Today is day nine of the Washington State legislature’s 60-day session. Among the many issues these elected leaders will be discussing, debating and voting on is a bill that if approved would add some very necessary teeth to an existing law that as it currently stands provides for minimal penalties for violations of the state’s open public meetings act.

The OPMA requires open meetings of public-agency governing bodies such as city councils, county commissions, school boards and many state boards.

The current penalty for violating the act is $100 against each member of a governing body who attends a meeting where action is knowingly taken. Fees must be paid by the violators, not the public agency with which they are associated. The penalty has been the same for nearly 45 years, since 1971 when the legislation was originally enacted.
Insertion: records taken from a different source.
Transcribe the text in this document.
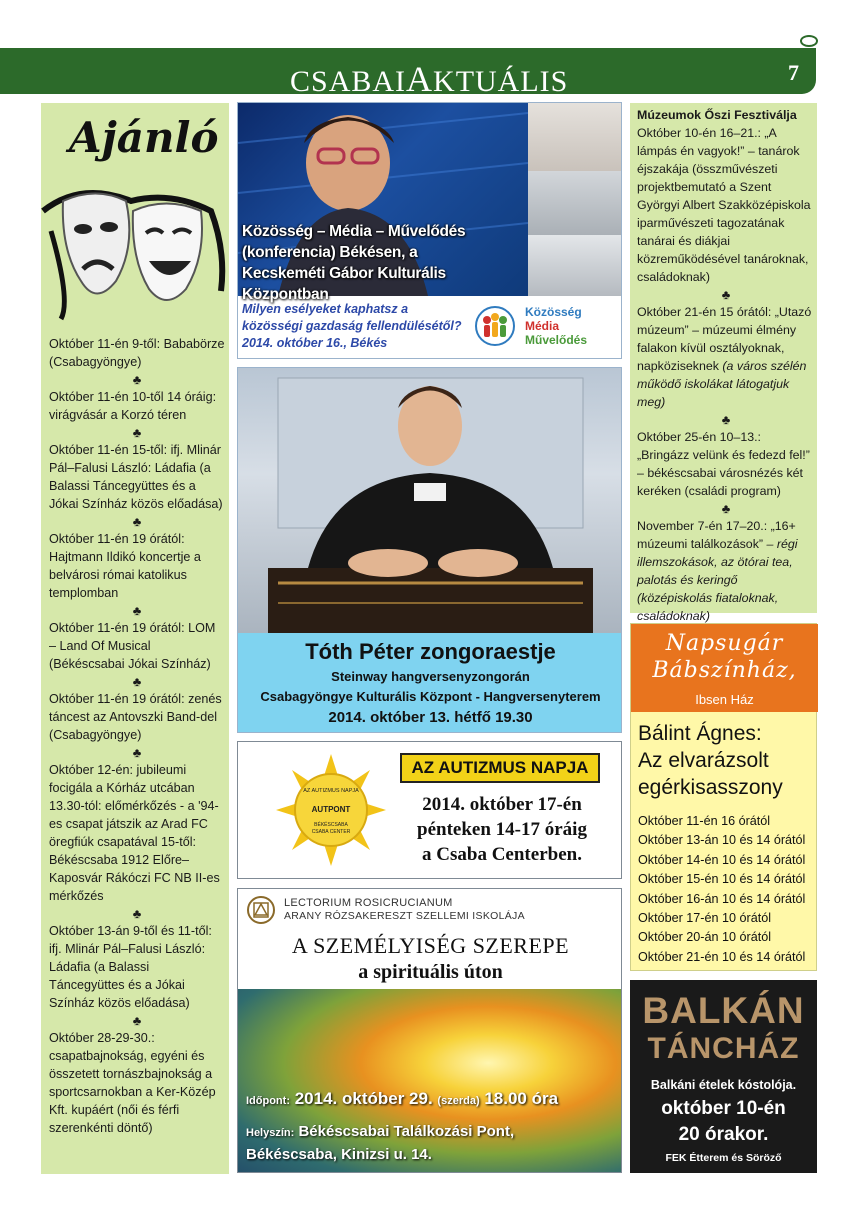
CSABAIAKTUÁLIS	7
Ajánló
Október 11-én 9-től: Bababörze (Csabagyöngye)
♣
Október 11-én 10-től 14 óráig: virágvásár a Korzó téren
♣
Október 11-én 15-től: ifj. Mlinár Pál–Falusi László: Ládafia (a Balassi Táncegyüttes és a Jókai Színház közös előadása)
♣
Október 11-én 19 órától: Hajtmann Ildikó koncertje a belvárosi római katolikus templomban
♣
Október 11-én 19 órától: LOM – Land Of Musical (Békéscsabai Jókai Színház)
♣
Október 11-én 19 órától: zenés táncest az Antovszki Band-del (Csabagyöngye)
♣
Október 12-én: jubileumi focigála a Kórház utcában 13.30-tól: előmérkőzés - a '94-es csapat játszik az Arad FC öregfiúk csapatával 15-től: Békéscsaba 1912 Előre–Kaposvár Rákóczi FC NB II-es mérkőzés
♣
Október 13-án 9-től és 11-től: ifj. Mlinár Pál–Falusi László: Ládafia (a Balassi Táncegyüttes és a Jókai Színház közös előadása)
♣
Október 28-29-30.: csapatbajnokság, egyéni és összetett tornászbajnokság a sportcsarnokban a Ker-Közép Kft. kupáért (női és férfi szerenkénti döntő)
Közösség – Média – Művelődés
(konferencia) Békésen, a
Kecskeméti Gábor Kulturális Központban
Milyen esélyeket kaphatsz a
közösségi gazdaság fellendülésétől?
2014. október 16., Békés
Közösség
Média
Művelődés
Tóth Péter zongoraestje
Steinway hangversenyzongorán
Csabagyöngye Kulturális Központ - Hangversenyterem
2014. október 13. hétfő 19.30
AZ AUTIZMUS NAPJA
AUTPONT
BÉKÉSCSABA
CSABA CENTER
AZ AUTIZMUS NAPJA
2014. október 17-én
pénteken 14-17 óráig
a Csaba Centerben.
LECTORIUM ROSICRUCIANUM
ARANY RÓZSAKERESZT SZELLEMI ISKOLÁJA
A SZEMÉLYISÉG SZEREPE
a spirituális úton
Időpont: 2014. október 29. (szerda) 18.00 óra
Helyszín: Békéscsabai Találkozási Pont,
Békéscsaba, Kinizsi u. 14.
Múzeumok Őszi Fesztiválja
Október 10-én 16–21.: „A lámpás én vagyok!” – tanárok éjszakája (összművészeti projektbemutató a Szent Györgyi Albert Szakközépiskola iparművészeti tagozatának tanárai és diákjai közreműködésével tanároknak, családoknak)
♣
Október 21-én 15 órától: „Utazó múzeum” – múzeumi élmény falakon kívül osztályoknak, napköziseknek (a város szélén működő iskolákat látogatjuk meg)
♣
Október 25-én 10–13.: „Bringázz velünk és fedezd fel!” – békéscsabai városnézés két keréken (családi program)
♣
November 7-én 17–20.: „16+ múzeumi találkozások” – régi illemszokások, az ötórai tea, palotás és keringő (középiskolás fiataloknak, családoknak)
Napsugár
Bábszínház,
Ibsen Ház
Bálint Ágnes:
Az elvarázsolt
egérkisasszony
Október 11-én 16 órától
Október 13-án 10 és 14 órától
Október 14-én 10 és 14 órától
Október 15-én 10 és 14 órától
Október 16-án 10 és 14 órától
Október 17-én 10 órától
Október 20-án 10 órától
Október 21-én 10 és 14 órától
BALKÁN
TÁNCHÁZ
Balkáni ételek kóstolója.
október 10-én
20 órakor.
FEK Étterem és Söröző
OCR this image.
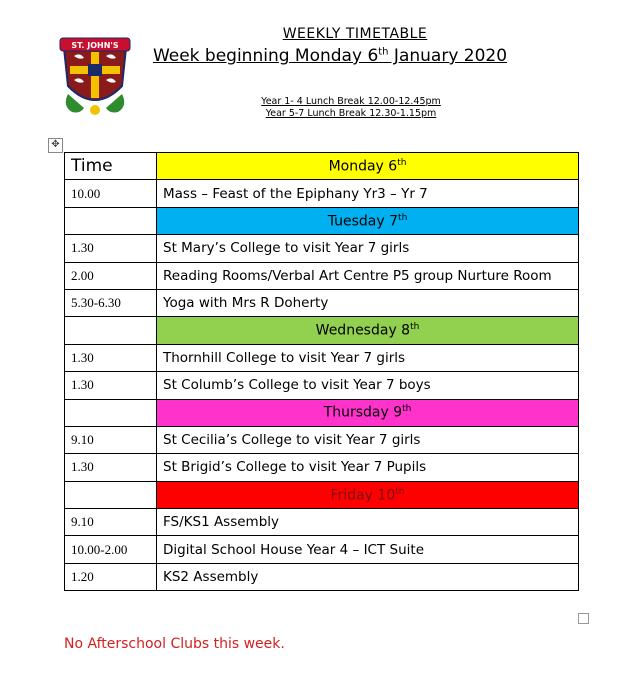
ST. JOHN'S
WEEKLY TIMETABLE
Week beginning Monday 6th January 2020
Year 1- 4 Lunch Break 12.00-12.45pm
Year 5-7 Lunch Break 12.30-1.15pm
✥
Time	Monday 6th
10.00	Mass – Feast of the Epiphany Yr3 – Yr 7
	Tuesday 7th
1.30	St Mary’s College to visit Year 7 girls
2.00	Reading Rooms/Verbal Art Centre P5 group Nurture Room
5.30-6.30	Yoga with Mrs R Doherty
	Wednesday 8th
1.30	Thornhill College to visit Year 7 girls
1.30	St Columb’s College to visit Year 7 boys
	Thursday 9th
9.10	St Cecilia’s College to visit Year 7 girls
1.30	St Brigid’s College to visit Year 7 Pupils
	Friday 10th
9.10	FS/KS1 Assembly
10.00-2.00	Digital School House Year 4 – ICT Suite
1.20	KS2 Assembly
No Afterschool Clubs this week.
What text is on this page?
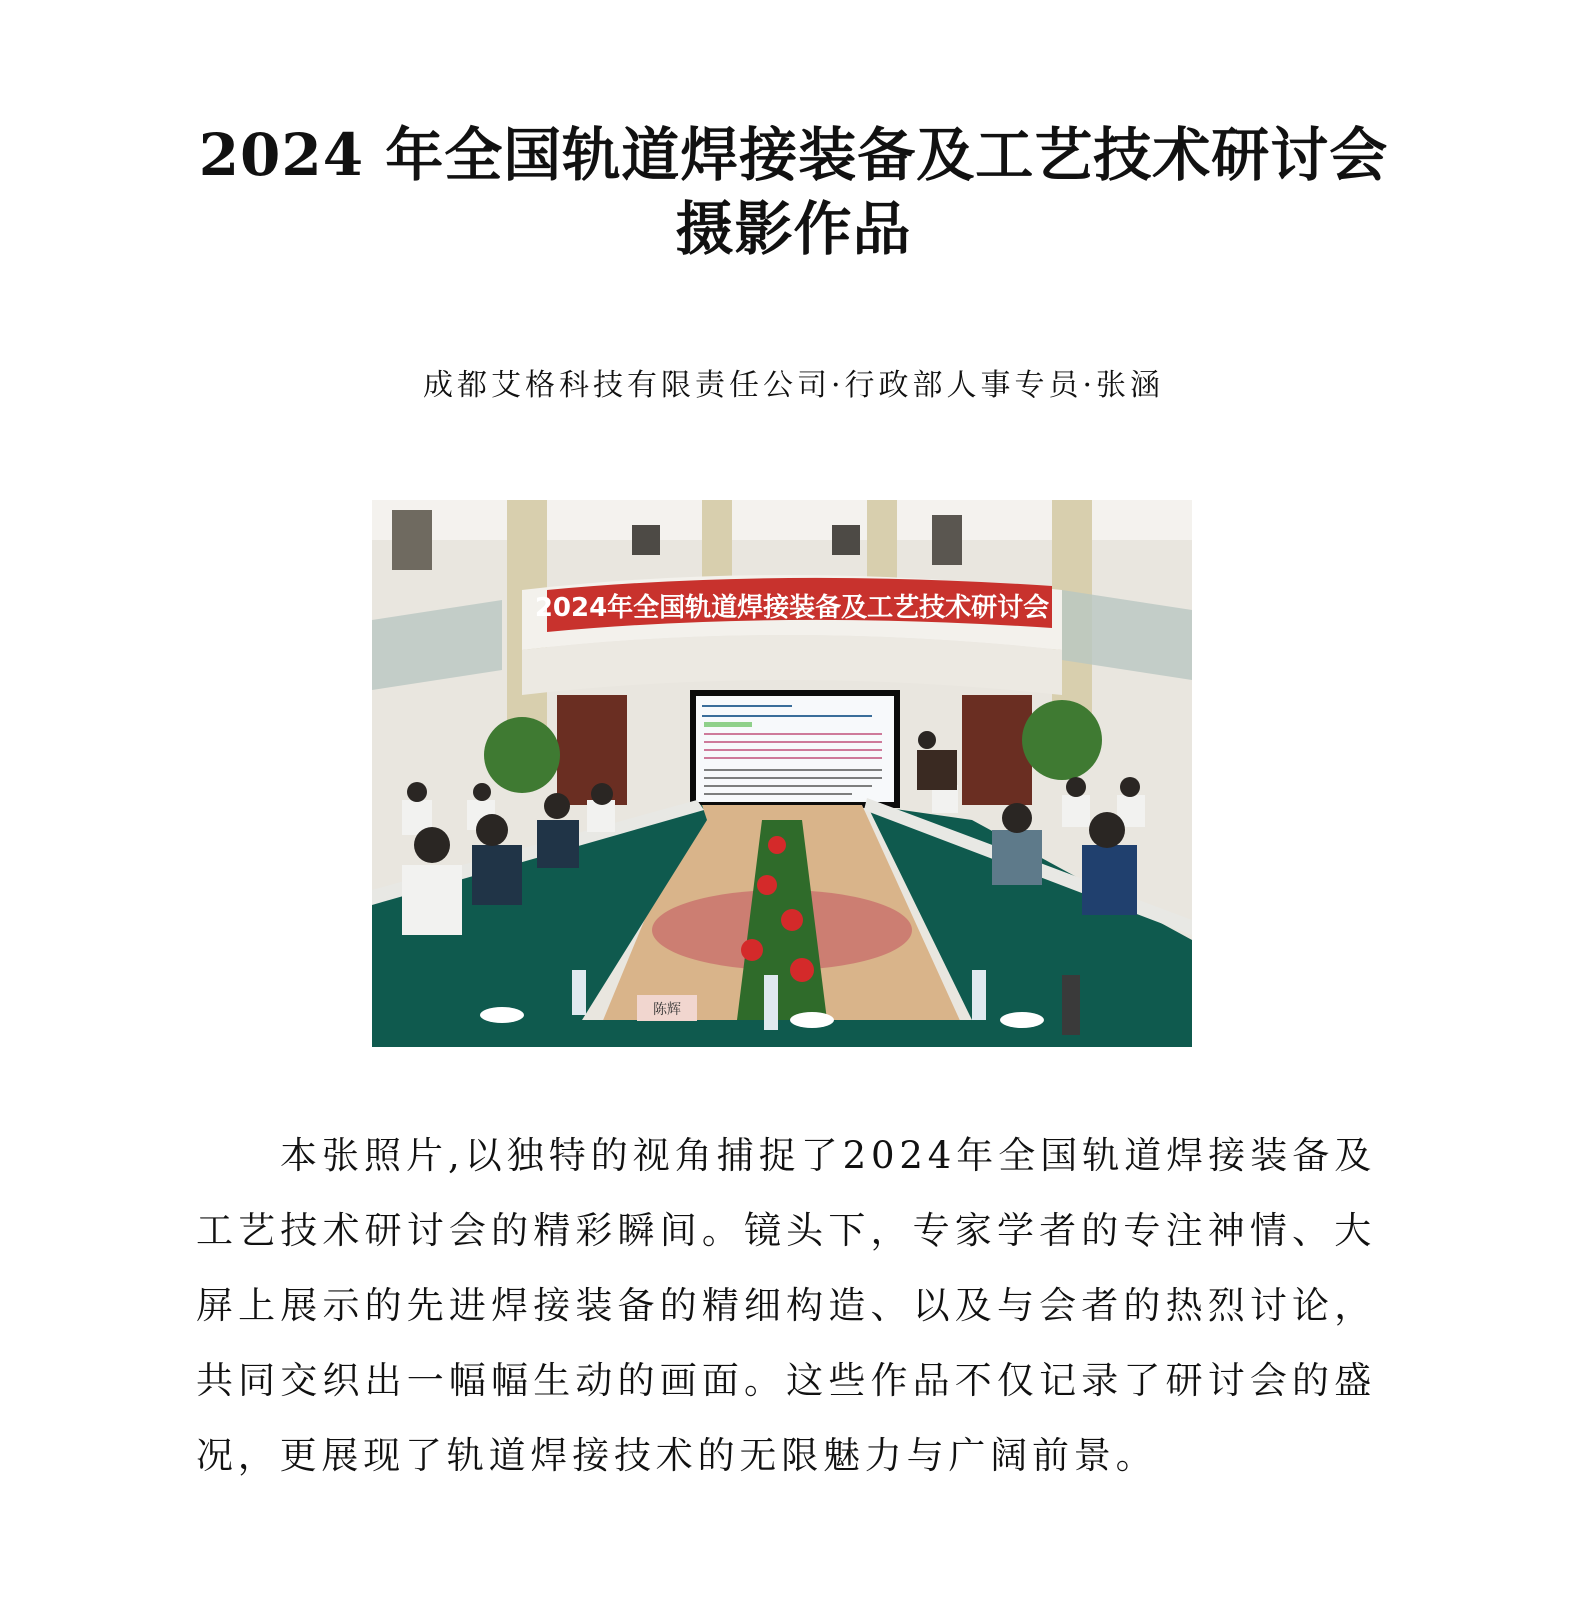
2024 年全国轨道焊接装备及工艺技术研讨会
摄影作品
成都艾格科技有限责任公司·行政部人事专员·张涵
2024年全国轨道焊接装备及工艺技术研讨会
陈辉
本张照片,以独特的视角捕捉了2024年全国轨道焊接装备及工艺技术研讨会的精彩瞬间。镜头下，专家学者的专注神情、大屏上展示的先进焊接装备的精细构造、以及与会者的热烈讨论，共同交织出一幅幅生动的画面。这些作品不仅记录了研讨会的盛况，更展现了轨道焊接技术的无限魅力与广阔前景。
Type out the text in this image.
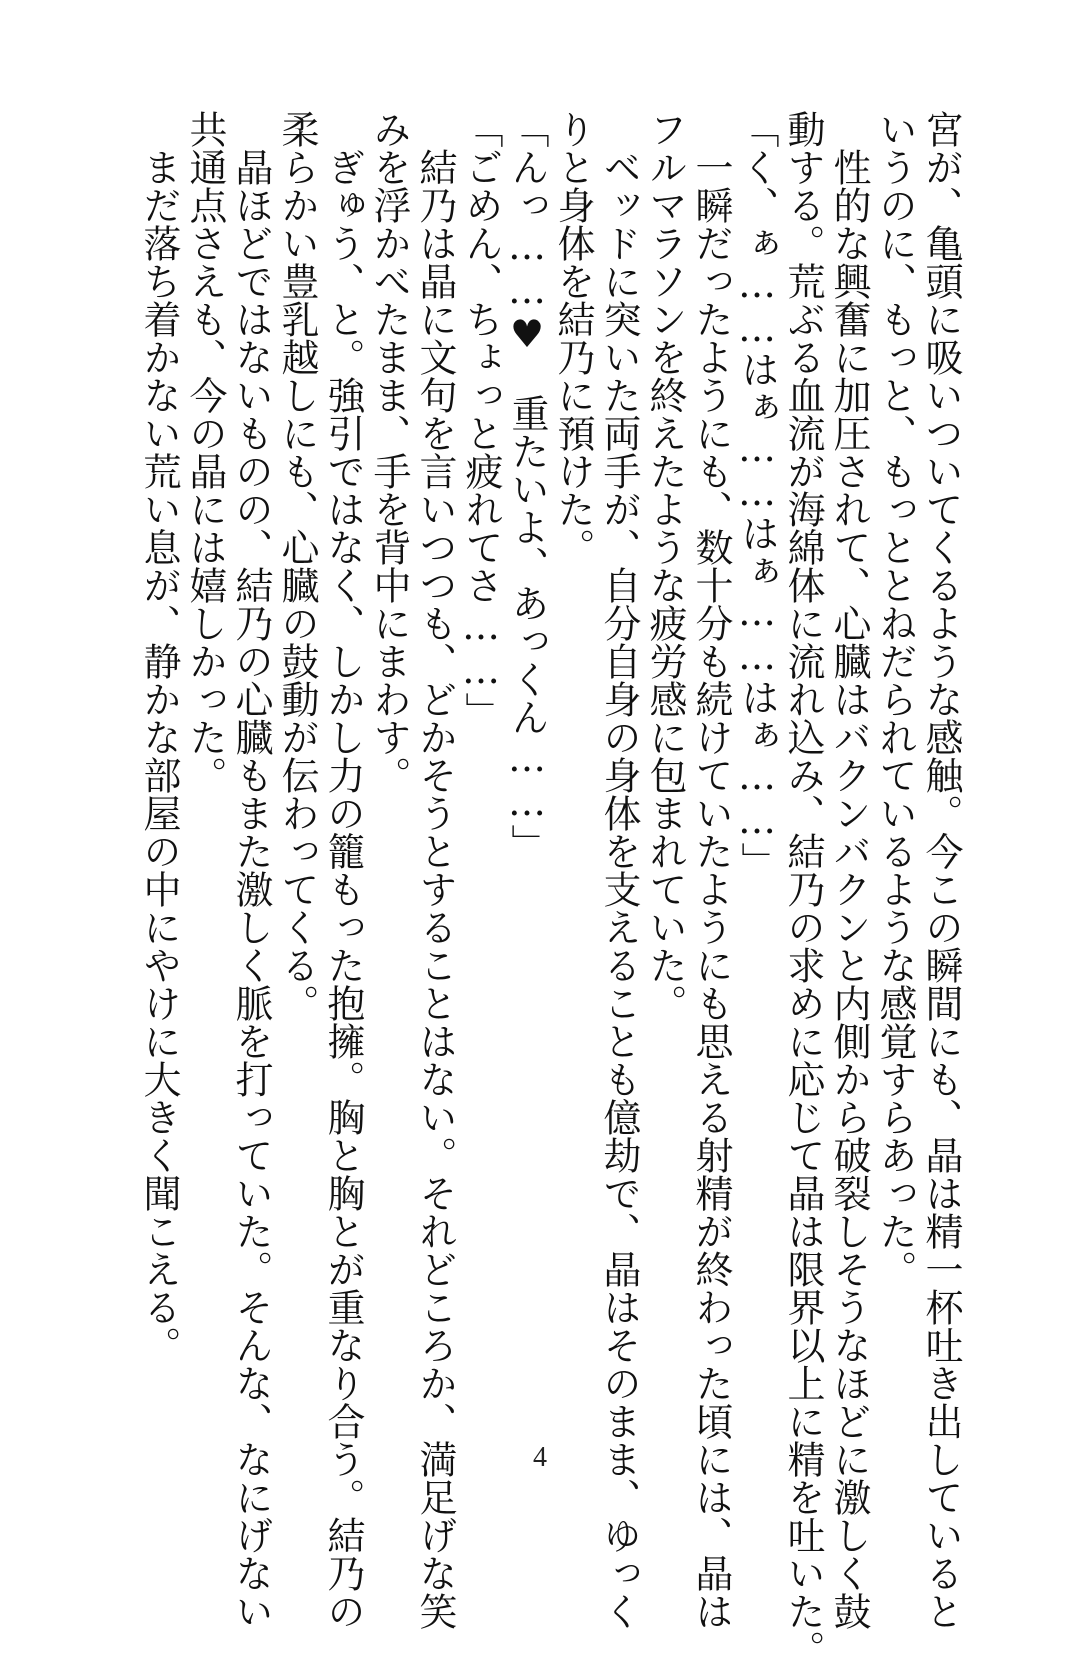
宮が、亀頭に吸いついてくるような感触。今この瞬間にも、晶は精一杯吐き出していると
いうのに、もっと、もっととねだられているような感覚すらあった。
　性的な興奮に加圧されて、心臓はバクンバクンと内側から破裂しそうなほどに激しく鼓
動する。荒ぶる血流が海綿体に流れ込み、結乃の求めに応じて晶は限界以上に精を吐いた。
「く、ぁ……はぁ……はぁ……はぁ……」
　一瞬だったようにも、数十分も続けていたようにも思える射精が終わった頃には、晶は
フルマラソンを終えたような疲労感に包まれていた。
　ベッドに突いた両手が、自分自身の身体を支えることも億劫で、晶はそのまま、ゆっく
りと身体を結乃に預けた。
「んっ……♥　重たいよ、あっくん……」
「ごめん、ちょっと疲れてさ……」
　結乃は晶に文句を言いつつも、どかそうとすることはない。それどころか、満足げな笑
みを浮かべたまま、手を背中にまわす。
　ぎゅう、と。強引ではなく、しかし力の籠もった抱擁。胸と胸とが重なり合う。結乃の
柔らかい豊乳越しにも、心臓の鼓動が伝わってくる。
　晶ほどではないものの、結乃の心臓もまた激しく脈を打っていた。そんな、なにげない
共通点さえも、今の晶には嬉しかった。
　まだ落ち着かない荒い息が、静かな部屋の中にやけに大きく聞こえる。
4
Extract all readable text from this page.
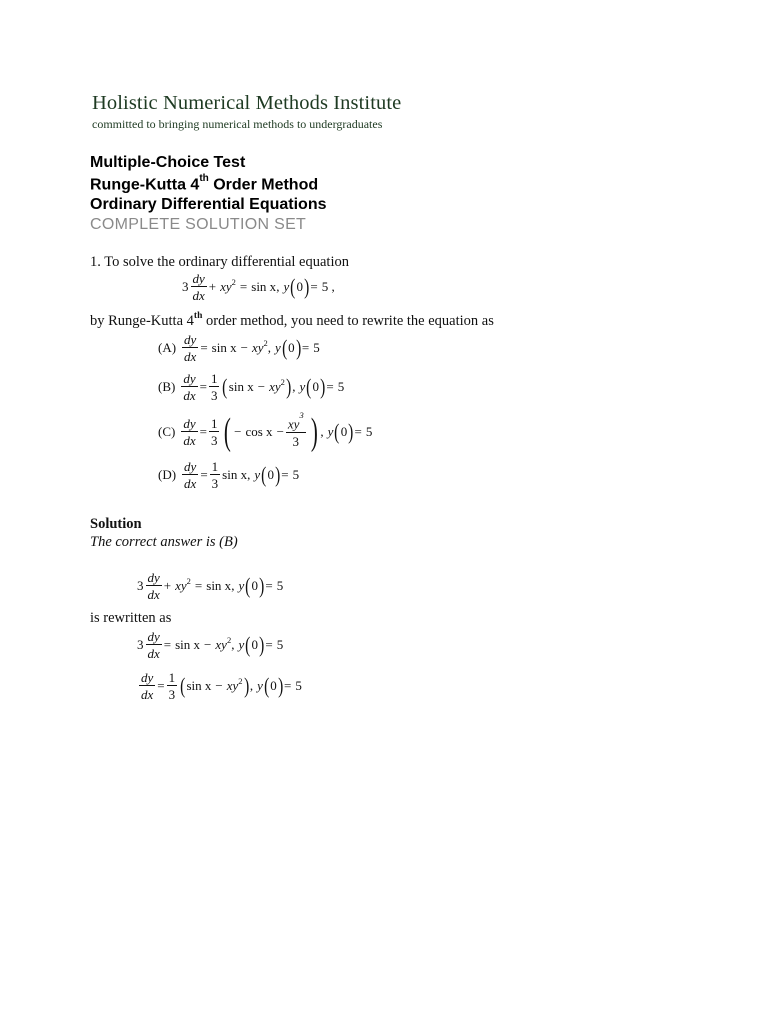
Holistic Numerical Methods Institute
committed to bringing numerical methods to undergraduates
Multiple-Choice Test
Runge-Kutta 4th Order Method
Ordinary Differential Equations
COMPLETE SOLUTION SET
1. To solve the ordinary differential equation
$3 \frac{dy}{dx} + xy^2 = \sin x$ , y ( 0 ) = 5 ,
by Runge-Kutta 4th order method, you need to rewrite the equation as
$(A) \frac{dy}{dx} = \sin x - xy^2$ , y ( 0 ) = 5
$(B) \frac{dy}{dx} = \frac{1}{3}$ ( $\sin x - xy^2$ ) , y ( 0 ) = 5
$(C) \frac{dy}{dx} = \frac{1}{3}$ ( − $\cos x - \frac{xy^3}{3}$ ) , y ( 0 ) = 5
$(D) \frac{dy}{dx} = \frac{1}{3}$ sin x , y ( 0 ) = 5
Solution
The correct answer is (B)
$3 \frac{dy}{dx} + xy^2 = \sin x$ , y ( 0 ) = 5
is rewritten as
$3 \frac{dy}{dx} = \sin x - xy^2$ , y ( 0 ) = 5
$\frac{dy}{dx} = \frac{1}{3}$ ( $\sin x - xy^2$ ) , y ( 0 ) = 5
It clearly needs to be updated so that elected officials get a clear message that they will be held accountable for violations of this important law that protects the public’s critical right to know.

House Bill 2353, and its companion Senate Bill 6171, proposed by Washington State Attorney Gen. Bob Ferguson and sponsored by Rep. Sam Hunt — D-Olympia, aims to increase the penalty to $500 for a first-time violation. It would also enact a new $1,000 repeat violator penalty for a subsequent knowing violations.

According to Ferguson, other states, including Arizona, Florida, Idaho, Iowa, Kansas, Minnesota, Mississippi, Nevada, Rhode Island and Virginia, already have higher penalties for open meetings violations than Washington. New Jersey has enhanced penalties for repeat violators.

“Open government is vital to an informed democracy,” Ferguson stated. “When the law requires an open meeting, yet officials knowingly close the door on the public, they must be held accountable with meaningful penalties.”

Government accountability and transparency needs to be a priority for all elected officials, in all situations. More stringent penalties for violation of the OPMA is one very important step in achieving that goal.